Fred draws a fascinating parallel between glurge and ghost stories: the "local" and "real" details serve to further engage the listener.
A good storyteller telling a good ghost story will embellish it with just the right details to give it a sense of vérité and with just enough local particulars to make the tale seem chillingly close-at-hand rather than safely distant. Such embellishment isn’t usually something done wholly consciously by the storyteller. It’s just an organic part of the process that a good storyteller does almost instinctively. The local details and the grainy bits added for the sake of realism just click into place as the story unfolds. The storyteller is inventing falsehoods to spice up the ghost story and representing those inventions as facts, but the storyteller is not lying.
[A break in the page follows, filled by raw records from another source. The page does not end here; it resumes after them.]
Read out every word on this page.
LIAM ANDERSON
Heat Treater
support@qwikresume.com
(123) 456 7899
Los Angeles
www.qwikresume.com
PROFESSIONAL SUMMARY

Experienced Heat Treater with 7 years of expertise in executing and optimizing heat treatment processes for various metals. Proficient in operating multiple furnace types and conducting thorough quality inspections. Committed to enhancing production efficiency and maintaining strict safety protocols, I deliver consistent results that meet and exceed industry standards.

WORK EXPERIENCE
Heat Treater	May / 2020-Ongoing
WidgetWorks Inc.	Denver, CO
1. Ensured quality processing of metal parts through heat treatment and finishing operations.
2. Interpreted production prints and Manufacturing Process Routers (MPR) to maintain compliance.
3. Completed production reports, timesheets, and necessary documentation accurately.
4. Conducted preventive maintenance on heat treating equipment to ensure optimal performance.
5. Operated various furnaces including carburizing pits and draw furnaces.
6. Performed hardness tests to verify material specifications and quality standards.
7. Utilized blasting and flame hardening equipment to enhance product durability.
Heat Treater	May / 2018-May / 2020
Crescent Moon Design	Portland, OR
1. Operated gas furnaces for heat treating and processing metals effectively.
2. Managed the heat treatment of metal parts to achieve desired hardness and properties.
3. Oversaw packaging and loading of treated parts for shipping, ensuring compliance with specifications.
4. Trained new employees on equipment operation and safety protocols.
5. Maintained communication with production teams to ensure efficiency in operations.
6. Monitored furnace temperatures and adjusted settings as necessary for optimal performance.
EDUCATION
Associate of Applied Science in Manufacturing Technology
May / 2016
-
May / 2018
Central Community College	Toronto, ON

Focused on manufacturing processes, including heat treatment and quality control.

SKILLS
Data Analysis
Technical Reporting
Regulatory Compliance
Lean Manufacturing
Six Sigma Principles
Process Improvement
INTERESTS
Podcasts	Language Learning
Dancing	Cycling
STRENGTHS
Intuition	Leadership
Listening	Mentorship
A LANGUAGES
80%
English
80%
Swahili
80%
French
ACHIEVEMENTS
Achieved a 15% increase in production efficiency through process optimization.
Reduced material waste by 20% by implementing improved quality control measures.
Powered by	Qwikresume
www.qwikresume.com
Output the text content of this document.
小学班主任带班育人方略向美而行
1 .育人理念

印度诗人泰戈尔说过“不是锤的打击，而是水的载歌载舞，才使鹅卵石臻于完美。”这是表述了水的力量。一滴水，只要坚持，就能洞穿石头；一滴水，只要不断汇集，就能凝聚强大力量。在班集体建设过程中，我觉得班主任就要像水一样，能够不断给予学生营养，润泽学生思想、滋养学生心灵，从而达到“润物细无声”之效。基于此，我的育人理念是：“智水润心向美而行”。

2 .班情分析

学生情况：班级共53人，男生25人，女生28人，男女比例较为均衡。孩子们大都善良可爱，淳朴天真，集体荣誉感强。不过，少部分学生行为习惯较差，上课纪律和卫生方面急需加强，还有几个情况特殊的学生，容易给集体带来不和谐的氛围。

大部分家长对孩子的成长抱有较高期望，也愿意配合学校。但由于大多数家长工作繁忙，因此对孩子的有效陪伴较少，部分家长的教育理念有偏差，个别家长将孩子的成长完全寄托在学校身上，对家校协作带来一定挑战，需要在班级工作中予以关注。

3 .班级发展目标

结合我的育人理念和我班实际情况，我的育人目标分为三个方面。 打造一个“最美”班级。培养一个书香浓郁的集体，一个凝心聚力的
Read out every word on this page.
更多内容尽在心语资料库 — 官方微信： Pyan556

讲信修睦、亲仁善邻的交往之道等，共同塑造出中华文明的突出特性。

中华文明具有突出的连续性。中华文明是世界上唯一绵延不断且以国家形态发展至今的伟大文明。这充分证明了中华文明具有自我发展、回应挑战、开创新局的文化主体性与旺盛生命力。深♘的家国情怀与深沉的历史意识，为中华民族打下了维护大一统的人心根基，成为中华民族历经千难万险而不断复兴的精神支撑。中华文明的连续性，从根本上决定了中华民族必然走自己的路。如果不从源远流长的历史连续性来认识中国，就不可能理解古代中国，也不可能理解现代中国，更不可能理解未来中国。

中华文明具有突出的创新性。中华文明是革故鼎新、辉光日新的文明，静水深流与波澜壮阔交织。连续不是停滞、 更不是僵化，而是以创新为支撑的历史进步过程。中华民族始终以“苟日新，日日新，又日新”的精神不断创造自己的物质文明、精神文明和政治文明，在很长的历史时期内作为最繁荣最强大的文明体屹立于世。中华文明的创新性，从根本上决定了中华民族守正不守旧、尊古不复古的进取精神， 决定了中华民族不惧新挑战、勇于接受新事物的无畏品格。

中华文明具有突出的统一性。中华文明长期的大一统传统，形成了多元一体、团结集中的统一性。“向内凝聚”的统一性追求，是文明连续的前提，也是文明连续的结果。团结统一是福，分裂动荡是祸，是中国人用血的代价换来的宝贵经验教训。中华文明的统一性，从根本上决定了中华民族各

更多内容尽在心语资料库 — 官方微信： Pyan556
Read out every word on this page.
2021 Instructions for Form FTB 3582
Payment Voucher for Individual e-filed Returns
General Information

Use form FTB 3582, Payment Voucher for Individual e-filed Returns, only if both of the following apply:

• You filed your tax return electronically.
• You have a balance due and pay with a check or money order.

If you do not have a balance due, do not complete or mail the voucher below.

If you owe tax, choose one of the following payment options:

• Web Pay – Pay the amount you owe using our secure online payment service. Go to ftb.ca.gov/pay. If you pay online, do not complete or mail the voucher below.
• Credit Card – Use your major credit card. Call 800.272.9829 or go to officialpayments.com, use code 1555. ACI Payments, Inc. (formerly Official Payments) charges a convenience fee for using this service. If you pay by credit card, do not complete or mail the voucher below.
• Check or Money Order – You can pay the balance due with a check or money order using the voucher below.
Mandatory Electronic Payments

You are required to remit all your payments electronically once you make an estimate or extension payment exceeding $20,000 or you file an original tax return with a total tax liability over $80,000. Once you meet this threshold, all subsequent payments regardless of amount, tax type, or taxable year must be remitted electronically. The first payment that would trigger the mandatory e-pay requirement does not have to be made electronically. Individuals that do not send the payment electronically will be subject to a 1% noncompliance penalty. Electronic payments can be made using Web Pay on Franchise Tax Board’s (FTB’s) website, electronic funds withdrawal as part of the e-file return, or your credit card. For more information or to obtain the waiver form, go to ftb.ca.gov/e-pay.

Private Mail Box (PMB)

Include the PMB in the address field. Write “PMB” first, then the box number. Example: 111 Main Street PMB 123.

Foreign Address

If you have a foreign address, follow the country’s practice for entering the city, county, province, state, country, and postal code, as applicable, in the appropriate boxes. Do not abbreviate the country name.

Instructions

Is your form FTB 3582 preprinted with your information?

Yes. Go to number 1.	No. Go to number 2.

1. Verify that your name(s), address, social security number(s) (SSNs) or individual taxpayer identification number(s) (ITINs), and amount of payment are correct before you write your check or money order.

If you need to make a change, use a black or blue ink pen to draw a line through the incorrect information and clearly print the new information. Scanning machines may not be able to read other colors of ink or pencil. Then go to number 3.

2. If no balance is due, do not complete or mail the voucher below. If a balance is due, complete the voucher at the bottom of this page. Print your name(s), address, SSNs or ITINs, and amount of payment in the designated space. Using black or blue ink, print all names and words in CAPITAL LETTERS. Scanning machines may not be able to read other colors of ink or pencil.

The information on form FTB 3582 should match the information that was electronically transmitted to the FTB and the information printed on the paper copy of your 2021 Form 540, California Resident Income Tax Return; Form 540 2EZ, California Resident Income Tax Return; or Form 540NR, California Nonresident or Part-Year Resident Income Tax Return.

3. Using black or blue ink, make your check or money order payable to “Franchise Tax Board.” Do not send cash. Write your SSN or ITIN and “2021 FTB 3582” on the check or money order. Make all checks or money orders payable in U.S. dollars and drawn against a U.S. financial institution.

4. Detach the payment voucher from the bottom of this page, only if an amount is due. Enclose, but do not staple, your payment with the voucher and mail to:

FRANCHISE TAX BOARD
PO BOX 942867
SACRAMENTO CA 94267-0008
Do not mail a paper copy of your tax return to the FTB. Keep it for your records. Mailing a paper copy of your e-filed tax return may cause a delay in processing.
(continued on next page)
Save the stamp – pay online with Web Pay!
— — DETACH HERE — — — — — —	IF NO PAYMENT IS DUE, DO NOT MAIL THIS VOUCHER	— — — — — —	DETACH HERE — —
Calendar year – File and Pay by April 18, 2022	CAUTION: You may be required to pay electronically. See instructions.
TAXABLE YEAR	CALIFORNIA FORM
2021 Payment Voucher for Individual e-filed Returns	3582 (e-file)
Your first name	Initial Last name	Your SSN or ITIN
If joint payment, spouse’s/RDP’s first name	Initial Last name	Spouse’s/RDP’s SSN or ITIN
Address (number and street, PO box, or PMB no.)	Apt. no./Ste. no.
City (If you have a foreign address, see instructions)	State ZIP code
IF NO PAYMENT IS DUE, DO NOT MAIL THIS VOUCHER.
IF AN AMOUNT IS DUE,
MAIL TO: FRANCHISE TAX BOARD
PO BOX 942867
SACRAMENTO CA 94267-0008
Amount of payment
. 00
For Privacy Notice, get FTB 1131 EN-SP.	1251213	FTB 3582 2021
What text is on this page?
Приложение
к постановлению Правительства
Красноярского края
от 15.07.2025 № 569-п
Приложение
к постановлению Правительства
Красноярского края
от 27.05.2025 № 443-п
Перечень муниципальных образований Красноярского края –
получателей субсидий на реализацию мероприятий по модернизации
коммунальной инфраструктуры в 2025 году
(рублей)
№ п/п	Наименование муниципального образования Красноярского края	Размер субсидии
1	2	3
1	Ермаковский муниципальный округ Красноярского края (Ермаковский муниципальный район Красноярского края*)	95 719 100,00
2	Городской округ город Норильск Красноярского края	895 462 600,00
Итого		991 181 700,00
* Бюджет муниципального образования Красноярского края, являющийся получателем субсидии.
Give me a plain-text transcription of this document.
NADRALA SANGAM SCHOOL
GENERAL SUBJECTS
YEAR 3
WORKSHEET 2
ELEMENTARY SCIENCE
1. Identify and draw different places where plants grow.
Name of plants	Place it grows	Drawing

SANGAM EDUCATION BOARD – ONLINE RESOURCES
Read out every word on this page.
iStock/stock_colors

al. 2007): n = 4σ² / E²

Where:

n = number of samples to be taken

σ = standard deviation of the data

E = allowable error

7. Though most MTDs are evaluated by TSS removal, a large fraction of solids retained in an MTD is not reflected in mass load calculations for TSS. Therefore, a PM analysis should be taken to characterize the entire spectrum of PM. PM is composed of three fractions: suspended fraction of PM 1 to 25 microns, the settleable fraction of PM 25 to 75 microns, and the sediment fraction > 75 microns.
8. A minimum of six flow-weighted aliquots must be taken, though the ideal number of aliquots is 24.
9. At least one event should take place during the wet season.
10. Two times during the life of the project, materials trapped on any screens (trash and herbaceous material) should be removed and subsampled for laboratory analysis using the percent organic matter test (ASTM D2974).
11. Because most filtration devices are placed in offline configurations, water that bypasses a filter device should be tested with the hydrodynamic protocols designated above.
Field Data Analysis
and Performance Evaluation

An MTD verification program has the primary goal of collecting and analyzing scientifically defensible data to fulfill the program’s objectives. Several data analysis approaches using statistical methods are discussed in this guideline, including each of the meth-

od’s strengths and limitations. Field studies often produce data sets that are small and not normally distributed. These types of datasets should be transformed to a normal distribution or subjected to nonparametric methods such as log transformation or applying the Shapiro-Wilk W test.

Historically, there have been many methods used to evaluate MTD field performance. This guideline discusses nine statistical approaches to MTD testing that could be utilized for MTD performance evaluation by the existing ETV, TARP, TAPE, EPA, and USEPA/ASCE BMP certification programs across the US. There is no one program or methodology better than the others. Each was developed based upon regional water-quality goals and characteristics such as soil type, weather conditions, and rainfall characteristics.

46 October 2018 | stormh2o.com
These inventions and embellishments aren’t added to deceive, they are just part of the unspoken bargain agreed to in the telling and hearing of ghost stories. In order to achieve the desired effect of making listeners pleasantly frightened, the storyteller invites them to accept a set of factual assertions that neither the teller nor the listeners really regard as true. The storyteller is not deceiving and the listeners are not deceived — they simply both realize that the emotional impact and enjoyment of a ghost story depends on the suspension of disbelief.
But as Fred claims, with pulpit glurge the listener is not really part of such a convention. The listener is believing, which means the teller *is* deceiving the congregation.
A very good read, and I agree wholeheartedly.